テレビや雑誌で「有名人の株主優待生活」や「魅力的な優待品」などの特集を見て、「優待」に関心を持った人も多いと思います。自社製品や商品券・割引券、ノベルティーグッズやカタログギフトなど高級プレゼントなど、企業側はあの手この手を使って株主を増やそうとしています。

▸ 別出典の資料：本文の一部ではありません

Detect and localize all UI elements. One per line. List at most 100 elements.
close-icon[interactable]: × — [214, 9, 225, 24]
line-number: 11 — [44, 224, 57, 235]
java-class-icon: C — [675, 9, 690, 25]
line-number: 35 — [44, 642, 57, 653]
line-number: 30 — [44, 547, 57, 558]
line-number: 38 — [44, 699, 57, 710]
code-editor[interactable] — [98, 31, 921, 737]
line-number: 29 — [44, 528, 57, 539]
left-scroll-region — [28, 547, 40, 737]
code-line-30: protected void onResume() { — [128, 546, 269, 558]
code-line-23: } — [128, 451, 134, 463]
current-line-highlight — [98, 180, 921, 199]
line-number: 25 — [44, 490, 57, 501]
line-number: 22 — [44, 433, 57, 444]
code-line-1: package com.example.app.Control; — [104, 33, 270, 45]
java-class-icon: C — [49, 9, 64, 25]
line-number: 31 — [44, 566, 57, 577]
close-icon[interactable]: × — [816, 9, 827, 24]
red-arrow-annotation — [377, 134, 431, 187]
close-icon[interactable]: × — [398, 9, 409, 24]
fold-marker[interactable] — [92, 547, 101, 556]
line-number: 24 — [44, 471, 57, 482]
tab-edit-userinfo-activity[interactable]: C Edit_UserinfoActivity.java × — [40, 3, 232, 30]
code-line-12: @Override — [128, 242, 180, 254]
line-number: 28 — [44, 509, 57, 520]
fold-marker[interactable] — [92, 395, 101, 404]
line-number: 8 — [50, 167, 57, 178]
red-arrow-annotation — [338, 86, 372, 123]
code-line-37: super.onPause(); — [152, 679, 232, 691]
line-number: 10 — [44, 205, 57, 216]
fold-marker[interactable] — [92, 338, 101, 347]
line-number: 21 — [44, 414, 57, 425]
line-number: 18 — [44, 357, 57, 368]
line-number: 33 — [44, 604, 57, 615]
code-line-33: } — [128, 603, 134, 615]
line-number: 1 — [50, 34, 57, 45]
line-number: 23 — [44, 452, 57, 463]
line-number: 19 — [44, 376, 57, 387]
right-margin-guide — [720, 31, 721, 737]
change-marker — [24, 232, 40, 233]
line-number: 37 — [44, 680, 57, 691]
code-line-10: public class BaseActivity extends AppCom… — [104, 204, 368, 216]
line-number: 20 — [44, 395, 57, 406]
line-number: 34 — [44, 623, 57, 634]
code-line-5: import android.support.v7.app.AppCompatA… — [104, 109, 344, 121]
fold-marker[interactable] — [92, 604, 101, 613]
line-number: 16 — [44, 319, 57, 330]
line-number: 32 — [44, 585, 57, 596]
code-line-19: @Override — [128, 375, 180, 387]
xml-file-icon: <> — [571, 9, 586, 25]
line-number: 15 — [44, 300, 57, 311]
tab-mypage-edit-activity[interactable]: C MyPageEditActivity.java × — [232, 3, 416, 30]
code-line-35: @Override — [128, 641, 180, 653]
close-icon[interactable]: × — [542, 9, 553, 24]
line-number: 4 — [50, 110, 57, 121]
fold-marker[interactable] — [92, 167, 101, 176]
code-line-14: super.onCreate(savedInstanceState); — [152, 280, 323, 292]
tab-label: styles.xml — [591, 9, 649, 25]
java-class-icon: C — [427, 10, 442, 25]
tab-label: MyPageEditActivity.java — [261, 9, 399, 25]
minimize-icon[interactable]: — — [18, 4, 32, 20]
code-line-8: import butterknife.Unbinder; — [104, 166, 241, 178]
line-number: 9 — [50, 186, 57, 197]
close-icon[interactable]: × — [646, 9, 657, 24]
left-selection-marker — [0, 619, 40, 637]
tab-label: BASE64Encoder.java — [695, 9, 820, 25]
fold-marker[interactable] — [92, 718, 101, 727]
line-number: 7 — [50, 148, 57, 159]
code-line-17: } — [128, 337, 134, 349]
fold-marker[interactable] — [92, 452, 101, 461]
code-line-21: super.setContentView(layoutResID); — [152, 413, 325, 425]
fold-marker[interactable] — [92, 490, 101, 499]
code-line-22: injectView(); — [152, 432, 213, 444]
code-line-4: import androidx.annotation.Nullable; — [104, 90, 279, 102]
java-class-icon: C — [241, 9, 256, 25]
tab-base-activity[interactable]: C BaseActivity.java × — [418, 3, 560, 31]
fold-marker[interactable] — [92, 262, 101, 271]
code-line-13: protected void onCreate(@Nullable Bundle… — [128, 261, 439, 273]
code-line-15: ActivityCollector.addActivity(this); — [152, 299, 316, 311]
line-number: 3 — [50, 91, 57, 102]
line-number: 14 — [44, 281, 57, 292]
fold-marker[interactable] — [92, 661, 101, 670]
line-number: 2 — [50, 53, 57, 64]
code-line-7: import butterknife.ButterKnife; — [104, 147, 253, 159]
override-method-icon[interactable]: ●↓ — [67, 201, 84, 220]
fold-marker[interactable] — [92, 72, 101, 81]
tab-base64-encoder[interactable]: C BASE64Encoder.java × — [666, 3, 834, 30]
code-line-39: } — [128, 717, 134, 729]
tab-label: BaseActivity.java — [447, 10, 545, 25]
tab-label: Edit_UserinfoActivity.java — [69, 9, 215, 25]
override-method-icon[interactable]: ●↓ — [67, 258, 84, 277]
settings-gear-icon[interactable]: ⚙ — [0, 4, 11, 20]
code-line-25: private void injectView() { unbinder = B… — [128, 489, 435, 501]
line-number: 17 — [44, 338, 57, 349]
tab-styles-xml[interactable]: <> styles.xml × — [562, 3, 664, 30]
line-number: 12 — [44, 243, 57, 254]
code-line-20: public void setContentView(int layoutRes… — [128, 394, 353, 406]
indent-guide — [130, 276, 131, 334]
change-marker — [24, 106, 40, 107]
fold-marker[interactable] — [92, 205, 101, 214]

しかし、株主優待ばかりに気を取られて、肝心の株価を気にせず買ってしまう人もいます。たった1,000円の商品券の優待をもらうために保有したのに、株価が下がって数万円ものマイナスが出てしまったら意味がないですよね。

客観的に見ると、1,000円をゲットするために数万円の損をしていることは合理的ではないとわかるのですが、優待狙いで持ち続けてしまう人が多いのも事実です。

「投資」の本来の意味を忘れないように、優待利回りも考慮していきましょう

ケースB「『持たざるリスク』を信じてしまう」

持たざるリスク――「相場がいいときに何も金融商品を持たないのはチャンスを逃している」という意味でよくテレビや新聞で目にします。しかし、これは個人投資家ではなく機関投資家に関して言われることなのです。

個人投資家には「いつまでに成果を出さなければならない」という期限がありませんよね。
でも、顧客の資産を預かる機関投資家は、常に成果を出し続けなければ商売になりません。

相場が良くほかのファンドが値上がりしているのに、自分のファンドだけ下落しているようだと、顧客は離れ、資金はほかのファンドに流れてしまいます。それを避けるためには1回1回のチャンスを確かにモノにすることが必要。

そこで「持たざるリスク」が意識されるのです。

個人投資家は、毎回すべてのチャンスをモノにする必要はなく、自分が乗れるときにだけ波に乗ればいいだけですし、ダメだと思えばすぐにやめればいいのです。